All hail thy palaces and tow’rs;
Where once, beneath a Monarch’s feet,
Sat Legislation’s sovereign pow’rs:
From marking wildly-scatt’red flow’rs,
As on the banks of Ayr I stray’d,
And singing, lone, the ling’ring hours,
I shelter in thy honour’d shade.
– Robert Burns, “Address to Edinburgh”
As an immigrant myself, I know that where one spends one’s formative years can have a great impact on later life. This seems to be the case with Robert Burns, hailed as Scotland’s national poet, and one of the most popular and endearing sons of Scotland both locally and worldwide. Rabbie Burns (1759-1796) wrote poems and songs in the Scots Language, as well as in the Scots dialect and in English. He is generally regarded as a forerunner of the Romantic movement, influencing other great writers including William Wordsworth, Percy Shelley, and Samuel Coleridge. At his home as a child, Burns studied the Bible, great works of English literature, including Shakespeare, and the Scottish Makar tradition. Themes found in Burns’ work include patriotism, republicanism, class inequalities, sexuality, cultural identity, and poverty.
Every January 25th, Scots and Scottish enthusiasts alike gather together all over the world to celebrate Robert Burns on his birthday with a Burns Supper. The event includes a recital of Burns’ poem the “Selkirk Grace” and a piping in of Scotland’s national dish, haggis with a reading of Burns’ poem “Address to a Haggis”.
In Russia, Burns became the people’s poet when the Imperial aristocracy became so out of touch with the ordinary Russian people. The country was the first to honour the poet with a commemorative stamp in 1956. Today, the poetry of Burns is taught alongside Russia’s own literature greats.

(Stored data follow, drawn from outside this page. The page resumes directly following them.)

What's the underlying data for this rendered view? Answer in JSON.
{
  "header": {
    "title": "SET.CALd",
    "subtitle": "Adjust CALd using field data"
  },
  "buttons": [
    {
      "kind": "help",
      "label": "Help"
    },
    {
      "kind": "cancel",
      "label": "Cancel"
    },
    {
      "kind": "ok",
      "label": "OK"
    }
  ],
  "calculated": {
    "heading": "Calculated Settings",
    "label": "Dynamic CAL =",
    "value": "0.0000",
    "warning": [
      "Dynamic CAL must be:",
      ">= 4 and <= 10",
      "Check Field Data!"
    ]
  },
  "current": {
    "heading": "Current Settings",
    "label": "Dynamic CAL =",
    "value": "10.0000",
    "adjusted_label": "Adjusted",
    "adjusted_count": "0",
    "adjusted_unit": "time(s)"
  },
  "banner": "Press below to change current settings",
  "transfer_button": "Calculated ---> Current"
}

We paid a visit to the birthplace and childhood home of Robert Burns, the Burns Cottage, in Alloway. Now a museum run by the National Trust for Scotland, the place where Burns spent his childhood years is an interactive exhibit. As you walk through the home, audio cues start automatically, such as Burns reading as a child and his mother reading to him in the kitchen. The home looks, feels, and sounds like it would have when Burns and his family lived in it. This makes a nice change from the traditional museum exhibit styles. It is a simple and effective way to present Burns’ young life and the inspiration for his later work.

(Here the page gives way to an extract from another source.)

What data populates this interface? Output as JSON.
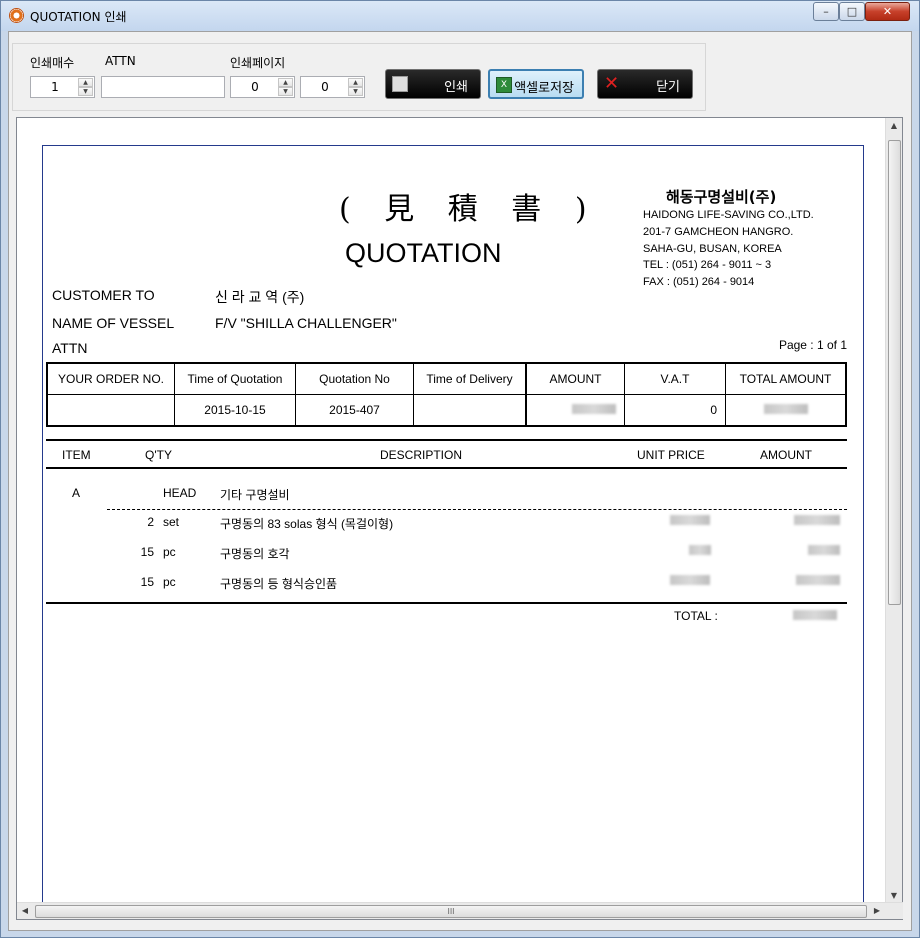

The far-reaching impact of the ploughman poet is hard to underestimate. Chances are that if you look, you’ll find a Burns Supper celebrated in your area of the world. Every New Year’s, as people gather to bring in the new year, renditions of Burns’ song “Auld Lang Syne” can usually be heard. There are statues and monuments of Burns all over the world, including Australia, New Zealand, Canada, England, and the United States, including one in Central Park, New York.